Eventually, however, they jumped on the band wagon and moved full-speed ahead to complete the process.

“The major plus of getting the award was getting the award,” said Abrams. The company benefited internally by the process of filling in the application and putting everything down on paper. Abrams and Weinstein both believe that they got much more mileage and benefit from the process and preparation than from winning the award.

It opened up communication between the owners and employees, and also served to highlight areas that needed a bit of improvement.

To put things in perspective, 8,000 companies applied for the CDD award. Those 8,000 companies were then trimmed down to a mere 20 that would undergo site visits from Carrier representatives. H.A. Sun made the cut and prepared for the site visit.

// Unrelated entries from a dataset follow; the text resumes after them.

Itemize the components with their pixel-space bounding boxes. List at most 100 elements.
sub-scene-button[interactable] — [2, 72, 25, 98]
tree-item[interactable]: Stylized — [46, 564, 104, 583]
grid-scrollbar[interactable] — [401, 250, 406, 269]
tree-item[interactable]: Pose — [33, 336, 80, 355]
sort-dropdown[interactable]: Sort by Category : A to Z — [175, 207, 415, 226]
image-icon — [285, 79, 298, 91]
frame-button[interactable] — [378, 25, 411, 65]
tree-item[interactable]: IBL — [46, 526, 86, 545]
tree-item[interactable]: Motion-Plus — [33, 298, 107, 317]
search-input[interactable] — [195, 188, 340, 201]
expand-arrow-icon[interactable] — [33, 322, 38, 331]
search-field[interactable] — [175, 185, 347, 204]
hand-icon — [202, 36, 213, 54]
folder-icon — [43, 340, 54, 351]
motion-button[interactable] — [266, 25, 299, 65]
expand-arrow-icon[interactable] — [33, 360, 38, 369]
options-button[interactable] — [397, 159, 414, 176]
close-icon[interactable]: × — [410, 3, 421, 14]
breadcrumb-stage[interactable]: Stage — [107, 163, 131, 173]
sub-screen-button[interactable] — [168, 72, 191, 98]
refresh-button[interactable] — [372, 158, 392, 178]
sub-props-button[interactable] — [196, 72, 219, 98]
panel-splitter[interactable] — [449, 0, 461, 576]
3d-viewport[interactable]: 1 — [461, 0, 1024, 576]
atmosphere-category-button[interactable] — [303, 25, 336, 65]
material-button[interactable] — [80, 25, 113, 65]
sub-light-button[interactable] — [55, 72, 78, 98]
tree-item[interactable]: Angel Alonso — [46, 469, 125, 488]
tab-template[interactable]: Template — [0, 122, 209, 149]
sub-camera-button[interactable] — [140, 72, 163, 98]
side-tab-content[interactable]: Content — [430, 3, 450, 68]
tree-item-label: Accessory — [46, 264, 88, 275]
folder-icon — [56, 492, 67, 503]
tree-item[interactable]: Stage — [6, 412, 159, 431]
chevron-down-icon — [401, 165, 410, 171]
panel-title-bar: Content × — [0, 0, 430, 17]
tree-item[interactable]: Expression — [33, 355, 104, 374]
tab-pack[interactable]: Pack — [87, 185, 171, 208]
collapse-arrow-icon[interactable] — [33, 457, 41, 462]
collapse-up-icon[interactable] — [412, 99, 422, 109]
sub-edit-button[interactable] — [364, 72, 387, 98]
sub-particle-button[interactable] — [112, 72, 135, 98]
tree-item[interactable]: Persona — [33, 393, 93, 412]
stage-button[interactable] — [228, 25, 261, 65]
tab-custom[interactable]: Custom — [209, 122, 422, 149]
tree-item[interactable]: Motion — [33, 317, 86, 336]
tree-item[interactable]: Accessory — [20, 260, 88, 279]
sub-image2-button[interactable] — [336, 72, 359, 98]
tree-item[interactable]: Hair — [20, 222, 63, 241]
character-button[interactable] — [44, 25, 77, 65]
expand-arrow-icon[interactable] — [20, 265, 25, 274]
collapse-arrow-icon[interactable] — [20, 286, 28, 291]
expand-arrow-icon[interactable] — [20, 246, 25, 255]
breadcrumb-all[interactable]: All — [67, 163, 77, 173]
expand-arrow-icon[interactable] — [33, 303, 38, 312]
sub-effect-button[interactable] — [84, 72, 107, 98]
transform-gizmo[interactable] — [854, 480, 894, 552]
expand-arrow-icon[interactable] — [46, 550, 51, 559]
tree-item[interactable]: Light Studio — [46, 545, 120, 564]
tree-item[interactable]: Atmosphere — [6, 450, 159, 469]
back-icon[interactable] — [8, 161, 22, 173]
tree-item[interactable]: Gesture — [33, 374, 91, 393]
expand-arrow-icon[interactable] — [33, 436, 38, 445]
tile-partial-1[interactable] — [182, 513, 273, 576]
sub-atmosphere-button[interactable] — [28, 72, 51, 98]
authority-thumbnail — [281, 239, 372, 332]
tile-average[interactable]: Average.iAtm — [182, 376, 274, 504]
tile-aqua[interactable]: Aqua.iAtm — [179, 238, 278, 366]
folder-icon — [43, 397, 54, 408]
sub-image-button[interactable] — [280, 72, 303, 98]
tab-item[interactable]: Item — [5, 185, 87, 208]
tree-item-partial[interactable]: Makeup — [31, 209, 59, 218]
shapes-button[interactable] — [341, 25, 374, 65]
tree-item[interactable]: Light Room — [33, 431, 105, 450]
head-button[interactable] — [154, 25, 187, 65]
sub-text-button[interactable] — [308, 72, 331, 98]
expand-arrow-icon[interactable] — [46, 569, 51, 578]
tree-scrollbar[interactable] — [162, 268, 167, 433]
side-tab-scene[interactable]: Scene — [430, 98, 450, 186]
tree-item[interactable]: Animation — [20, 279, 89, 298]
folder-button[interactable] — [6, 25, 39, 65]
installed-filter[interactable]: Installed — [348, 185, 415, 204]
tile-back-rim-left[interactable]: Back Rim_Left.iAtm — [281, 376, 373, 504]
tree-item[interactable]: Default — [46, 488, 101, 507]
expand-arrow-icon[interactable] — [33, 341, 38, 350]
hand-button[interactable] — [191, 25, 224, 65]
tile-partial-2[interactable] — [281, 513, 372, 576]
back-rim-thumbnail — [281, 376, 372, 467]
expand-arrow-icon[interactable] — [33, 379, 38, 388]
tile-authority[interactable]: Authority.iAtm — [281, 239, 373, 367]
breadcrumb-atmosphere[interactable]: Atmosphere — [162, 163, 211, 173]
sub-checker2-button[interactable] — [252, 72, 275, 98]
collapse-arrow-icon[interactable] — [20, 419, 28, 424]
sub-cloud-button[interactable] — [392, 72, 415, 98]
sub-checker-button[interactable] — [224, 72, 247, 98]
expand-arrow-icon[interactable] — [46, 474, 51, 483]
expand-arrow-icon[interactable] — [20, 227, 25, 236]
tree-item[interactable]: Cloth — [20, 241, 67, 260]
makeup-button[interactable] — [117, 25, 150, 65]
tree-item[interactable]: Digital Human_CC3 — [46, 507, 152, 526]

After the 8-hr visit, the contractor had nothing left to do but wait for the manufacturer to make its decision. Carrier and its distributors met to go over the information gathered at the site visits and then chose eight of the 20 companies to become distinguished dealers.

Vision of the future

The hvac industry has changed greatly over the years. Weinstein said one of the major changes has been in the equipment and standards. “Service techs now need more skill, and it takes more to do a job.”

Abrams adds that the government has added lots of expense to doing business by putting regulations on the industry. Also, technological advances in electronics have made things more high-tech, and caused a greater need for technical experience among workers.

Along the same lines, the need to phase out all R-22 by the year 2010 is affecting the industry. With the recent trend to switch over to using R-410A, companies must retool and contractors must update their way of doing things, said Weinstein. He sees the phaseout of R-22 as having several benefits for the industry, customers, and especially the environment.

A current problem that could become huge in the future is a shortage of labor. Abrams said the industry needs to do more training, start hvac schools, and that companies must offer more benefits to retain their employees.

“No one is willing to enter the industry,” said Weinstein. He feels there is a need for cooperation from the larger corporations to lend support and supplement employee wages to make the work more attractive.

Consolidation will also play a major role in the industry’s future. “I think it will be a positive effect,” said Abrams. It will sophisticate the companies and probably eliminate some of the smaller ones, but overall, it will be a good thing, he said.

To compete, companies will have to become better and this will work to benefit the consumer. Abrams doesn’t know if H.A. Sun will eventually consolidate, but he said that they are exploring all of their options.

Whether this contractor stays independent or not, the future seems bright for this company that started with only two employees.